Pouco tempo depois localizaram a tia que logo comunicou os familiares de Macia. Dessa forma, regressou às suas raízes, onde tudo começou quando conheceu Aurélio Sitoi, este que primeiramente foi o seu príncipe encantado e, mais tarde, viria a revelarse um autêntico algoz.
O princípio
A história deste casal começou em 2008 algures no distrito da Macia.Vânia vivia com o seu tio Lopes Chiulela desde 1997, após a morte do pai vitimado por um acidente de viação corria o ano de 1996. Quando conheceu Aurélio Sitoi frequentava a oitava classe numa escola local, ao passo que o jovem vivia na África do Sul com o seu progenitor onde ambos trabalhavam e regularmente regressavam às origens.
Desses movimentos, um dia o jovem conheceu Vânia. A partir daí, os dois começaram a namorar e decidiram oficializar a relação. Além das festas, foram dados os passos necessários, acompanhados de promessas de mundos e fundos. A África do Sul foi o lugar escolhido para realizar os sonhos. Cumpridas as formalidades, o casal seguiu o caminho do “paraíso”.
Vânia diz que se sentia muito feliz sobretudo porque tinha o consentimento dos tios e iria viver com o homem que amava. Ao que tudo indica, os dias na RSA decorreram de forma imprevista. O lar começou a entrar em colapso. Assim sendo, mandaram-na de volta para Gaza onde viveu com a madrasta do esposo. No entanto, como na África do Sul, o ambiente em Macia revelou-se difícil.
A convivência tornava-se cada vez mais insustentável, até ao dia em que o marido lhe foi lhe buscar, desta vez tendo como destino a província de Maputo, particularmente a Matola.
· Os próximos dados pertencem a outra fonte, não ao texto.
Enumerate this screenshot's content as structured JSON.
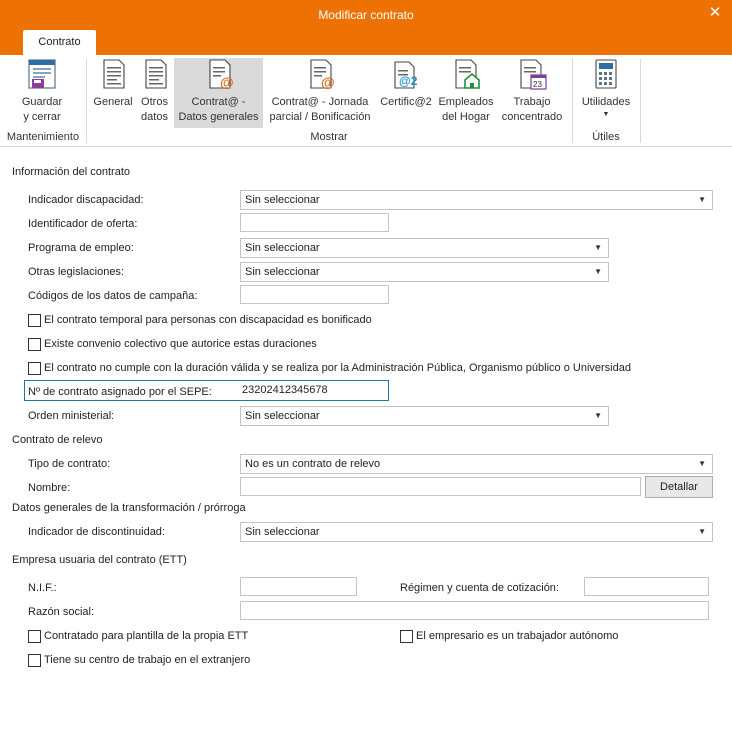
{
  "window": {
    "title": "Modificar contrato"
  },
  "tabs": [
    {
      "label": "Contrato"
    }
  ],
  "ribbon": {
    "mantenimiento": {
      "label": "Mantenimiento",
      "guardar": "Guardar\ny cerrar"
    },
    "mostrar": {
      "label": "Mostrar",
      "items": [
        {
          "label": "General"
        },
        {
          "label": "Otros\ndatos"
        },
        {
          "label": "Contrat@ -\nDatos generales"
        },
        {
          "label": "Contrat@ - Jornada\nparcial / Bonificación"
        },
        {
          "label": "Certific@2"
        },
        {
          "label": "Empleados\ndel Hogar"
        },
        {
          "label": "Trabajo\nconcentrado"
        }
      ]
    },
    "utiles": {
      "label": "Útiles",
      "utilidades": "Utilidades"
    },
    "calendar_day": "23",
    "badge_at": "@",
    "badge_at2": "@2"
  },
  "info": {
    "section": "Información del contrato",
    "discapacidad_label": "Indicador discapacidad:",
    "discapacidad_value": "Sin seleccionar",
    "oferta_label": "Identificador de oferta:",
    "oferta_value": "",
    "programa_label": "Programa de empleo:",
    "programa_value": "Sin seleccionar",
    "legislaciones_label": "Otras legislaciones:",
    "legislaciones_value": "Sin seleccionar",
    "campana_label": "Códigos de los datos de campaña:",
    "campana_value": "",
    "chk1": "El contrato temporal para personas con discapacidad es bonificado",
    "chk2": "Existe convenio colectivo que autorice estas duraciones",
    "chk3": "El contrato no cumple con la duración válida y se realiza por la Administración Pública, Organismo público o Universidad",
    "sepe_label": "Nº de contrato asignado por el SEPE:",
    "sepe_value": "23202412345678",
    "orden_label": "Orden ministerial:",
    "orden_value": "Sin seleccionar"
  },
  "relevo": {
    "section": "Contrato de relevo",
    "tipo_label": "Tipo de contrato:",
    "tipo_value": "No es un contrato de relevo",
    "nombre_label": "Nombre:",
    "nombre_value": "",
    "detallar": "Detallar"
  },
  "transformacion": {
    "section": "Datos generales de la transformación / prórroga",
    "discontinuidad_label": "Indicador de discontinuidad:",
    "discontinuidad_value": "Sin seleccionar"
  },
  "ett": {
    "section": "Empresa usuaria del contrato (ETT)",
    "nif_label": "N.I.F.:",
    "nif_value": "",
    "regimen_label": "Régimen y cuenta de cotización:",
    "regimen_value": "",
    "razon_label": "Razón social:",
    "razon_value": "",
    "chk_plantilla": "Contratado para plantilla de la propia ETT",
    "chk_autonomo": "El empresario es un trabajador autónomo",
    "chk_extranjero": "Tiene su centro de trabajo en el extranjero"
  },
  "colors": {
    "accent": "#ee7203",
    "focus": "#1e7aa3"
  }
}
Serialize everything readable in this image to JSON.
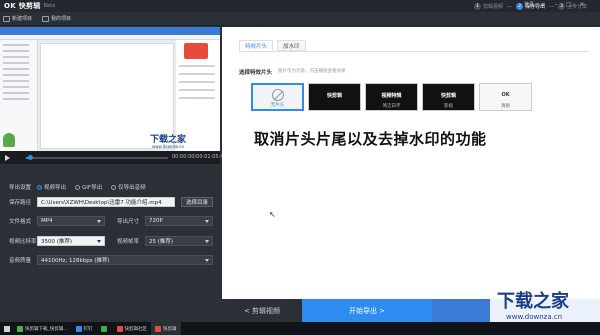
{
  "app": {
    "logo": "OK 快剪辑",
    "beta": "Beta"
  },
  "steps": [
    {
      "num": "1",
      "label": "剪辑视频",
      "active": false
    },
    {
      "num": "2",
      "label": "保存导出",
      "active": true
    },
    {
      "num": "3",
      "label": "上传分享",
      "active": false
    }
  ],
  "top_right": {
    "login": "登录"
  },
  "toolbar": {
    "new_project": "新建项目",
    "my_projects": "我的项目"
  },
  "preview": {
    "watermark": "下载之家",
    "watermark_sub": "www.downza.cn"
  },
  "player": {
    "time": "00:00:00/00:01:05:44",
    "progress": 0.03
  },
  "export": {
    "title": "导出设置",
    "modes": [
      {
        "label": "视频导出",
        "selected": true
      },
      {
        "label": "GIF导出",
        "selected": false
      },
      {
        "label": "仅导出音频",
        "selected": false
      }
    ],
    "save_path_label": "保存路径",
    "save_path_value": "C:\\Users\\XZWH\\Desktop\\迅雷7 功能介绍.mp4",
    "choose_dir_label": "选择目录",
    "format_label": "文件格式",
    "format_value": "MP4",
    "size_label": "导出尺寸",
    "size_value": "720P",
    "bitrate_label": "视频比特率",
    "bitrate_value": "3500 (推荐)",
    "framerate_label": "视频帧率",
    "framerate_value": "25 (推荐)",
    "audio_label": "音频质量",
    "audio_value": "44100Hz, 128kbps (推荐)"
  },
  "panel": {
    "tabs": [
      {
        "label": "特效片头",
        "active": true
      },
      {
        "label": "加水印",
        "active": false
      }
    ],
    "section_title": "选择特效片头",
    "section_hint": "图片仅为示意，点击播放查看效果",
    "thumbs": [
      {
        "title": "",
        "caption": "无片头",
        "selected": true
      },
      {
        "title": "快剪辑",
        "caption": "",
        "selected": false
      },
      {
        "title": "视频特辑",
        "caption": "简洁白字",
        "selected": false
      },
      {
        "title": "快剪辑",
        "caption": "影视",
        "selected": false
      },
      {
        "title": "",
        "caption": "清爽",
        "selected": false
      }
    ],
    "caption_overlay": "取消片头片尾以及去掉水印的功能"
  },
  "actions": {
    "prev": "< 剪辑视频",
    "next": "开始导出 >"
  },
  "watermark": {
    "main": "下载之家",
    "url": "www.downza.cn"
  },
  "taskbar": {
    "items": [
      {
        "label": "快剪辑下载_快剪辑..."
      },
      {
        "label": "钉钉"
      },
      {
        "label": ""
      },
      {
        "label": "快剪辑社区"
      },
      {
        "label": "快剪辑"
      }
    ]
  },
  "colors": {
    "accent": "#2f8cf0",
    "dark_bg": "#2b2f36",
    "panel_bg": "#ffffff"
  }
}
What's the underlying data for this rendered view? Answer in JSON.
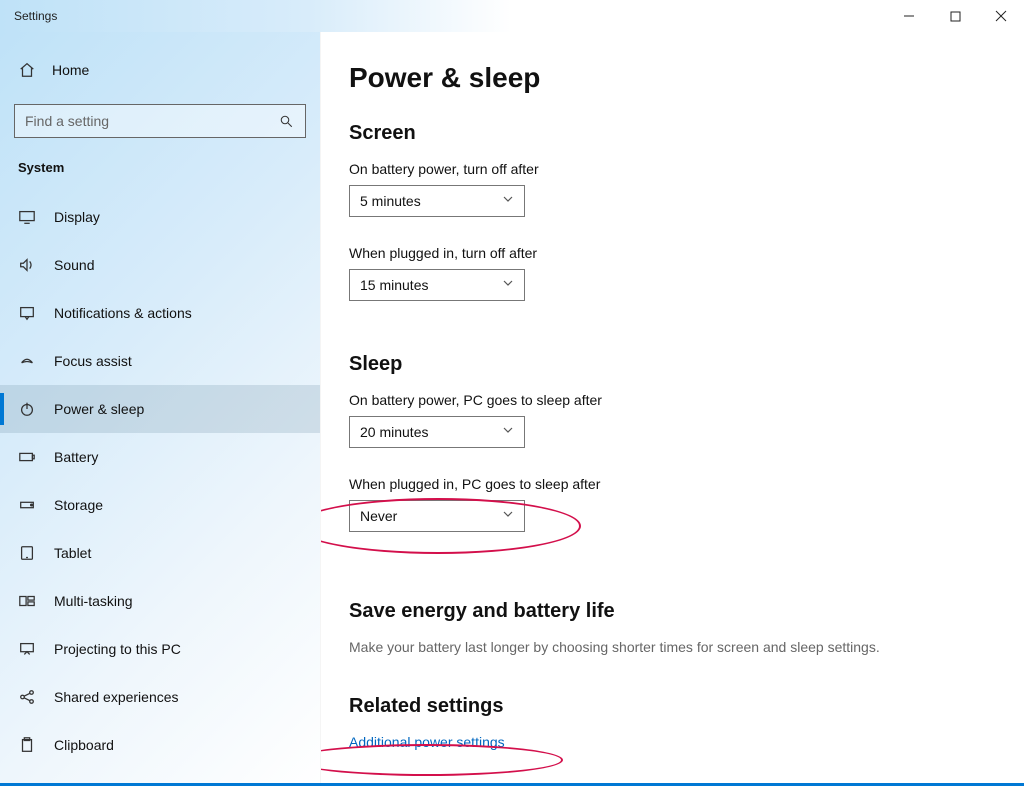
{
  "window": {
    "title": "Settings"
  },
  "sidebar": {
    "home_label": "Home",
    "search_placeholder": "Find a setting",
    "section_label": "System",
    "items": [
      {
        "label": "Display"
      },
      {
        "label": "Sound"
      },
      {
        "label": "Notifications & actions"
      },
      {
        "label": "Focus assist"
      },
      {
        "label": "Power & sleep"
      },
      {
        "label": "Battery"
      },
      {
        "label": "Storage"
      },
      {
        "label": "Tablet"
      },
      {
        "label": "Multi-tasking"
      },
      {
        "label": "Projecting to this PC"
      },
      {
        "label": "Shared experiences"
      },
      {
        "label": "Clipboard"
      }
    ]
  },
  "main": {
    "page_title": "Power & sleep",
    "screen": {
      "heading": "Screen",
      "battery_label": "On battery power, turn off after",
      "battery_value": "5 minutes",
      "plugged_label": "When plugged in, turn off after",
      "plugged_value": "15 minutes"
    },
    "sleep": {
      "heading": "Sleep",
      "battery_label": "On battery power, PC goes to sleep after",
      "battery_value": "20 minutes",
      "plugged_label": "When plugged in, PC goes to sleep after",
      "plugged_value": "Never"
    },
    "save_energy": {
      "heading": "Save energy and battery life",
      "description": "Make your battery last longer by choosing shorter times for screen and sleep settings."
    },
    "related": {
      "heading": "Related settings",
      "link": "Additional power settings"
    }
  }
}
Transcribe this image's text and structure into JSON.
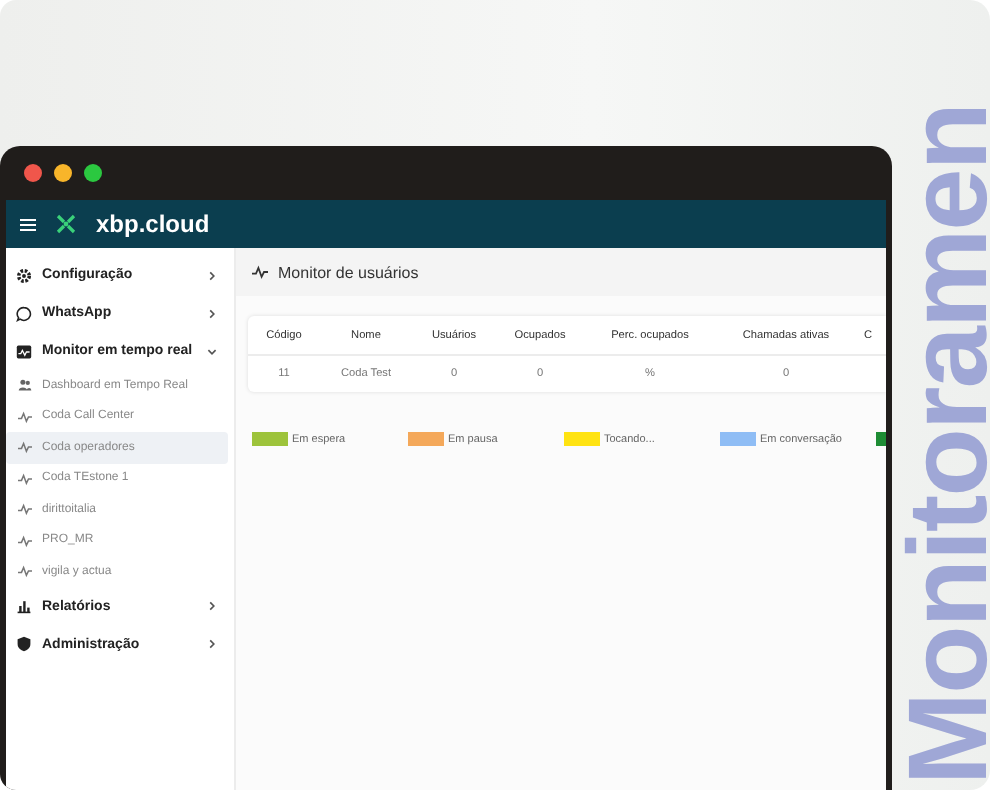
{
  "banner_text": "Monitoramen",
  "app": {
    "logo": "xbp.cloud"
  },
  "sidebar": {
    "items": [
      {
        "label": "Configuração",
        "expanded": false
      },
      {
        "label": "WhatsApp",
        "expanded": false
      },
      {
        "label": "Monitor em tempo real",
        "expanded": true,
        "children": [
          {
            "label": "Dashboard em Tempo Real",
            "selected": false
          },
          {
            "label": "Coda Call Center",
            "selected": false
          },
          {
            "label": "Coda operadores",
            "selected": true
          },
          {
            "label": "Coda TEstone 1",
            "selected": false
          },
          {
            "label": "dirittoitalia",
            "selected": false
          },
          {
            "label": "PRO_MR",
            "selected": false
          },
          {
            "label": "vigila y actua",
            "selected": false
          }
        ]
      },
      {
        "label": "Relatórios",
        "expanded": false
      },
      {
        "label": "Administração",
        "expanded": false
      }
    ]
  },
  "page": {
    "title": "Monitor de usuários"
  },
  "table": {
    "columns": [
      "Código",
      "Nome",
      "Usuários",
      "Ocupados",
      "Perc. ocupados",
      "Chamadas ativas",
      "C"
    ],
    "rows": [
      [
        "11",
        "Coda Test",
        "0",
        "0",
        "%",
        "0",
        ""
      ]
    ]
  },
  "legend": [
    {
      "label": "Em espera",
      "color": "#9dc33b"
    },
    {
      "label": "Em pausa",
      "color": "#f4a85a"
    },
    {
      "label": "Tocando...",
      "color": "#ffe312"
    },
    {
      "label": "Em conversação",
      "color": "#8fbdf5"
    },
    {
      "color": "#1e8c34"
    }
  ]
}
Ali, tudo correu sem sobressaltos, pelo menos, até aos dias em que ficou grávida. “Tínhamos tudo para dar certo e as coisas corriam muito bem. Mas, o meu marido começou a ser um monstro a partir do momento em que concebi.
Começou a beber e sempre que ficava com os sentidos embotados vinha com golpes para cima de mim. Quando a minha gravidez atingiu os sete meses expulsou-me de casa, mas eu resisti. Só depois de dar o parto é que não consegui aguentar”, revela. Após estes problemas e com o regresso à Macia, os tios mandaram-na para Caia, a localidade em que nasceu.
Neste momento, diz-se que o filho está gravemente doente, um problema que deve ser provavelmente causado pelas crises por que passou. Enquanto isso, Lopes Chiulela, tio da jovem, chora pelo leite derramado lamentando não ter feito algo para defender a sobrinha.
“Ela esteve sempre sob os meus cuidados e não a protegi. O que mais me dói ainda é o facto de o Aurélio ter-lhe feito desistir da escola”, desabafa. Até a data desta edição, tentámos em vão ouvir o visado, para podermos colher a sua versão dos factos.
Tudo indica que, excepto a sua mulher, ninguém possui o seu contacto. Diz-se simplesmente que o casal vivia na Matola e provavelmente o jovem more por lá. De Lopes Chiulela, tio da vítima, ficou a promessa de que vai fazer de tudo para mandar a criança para junto dos familiares do seu pai, para facilitar os estudos da sobrinha.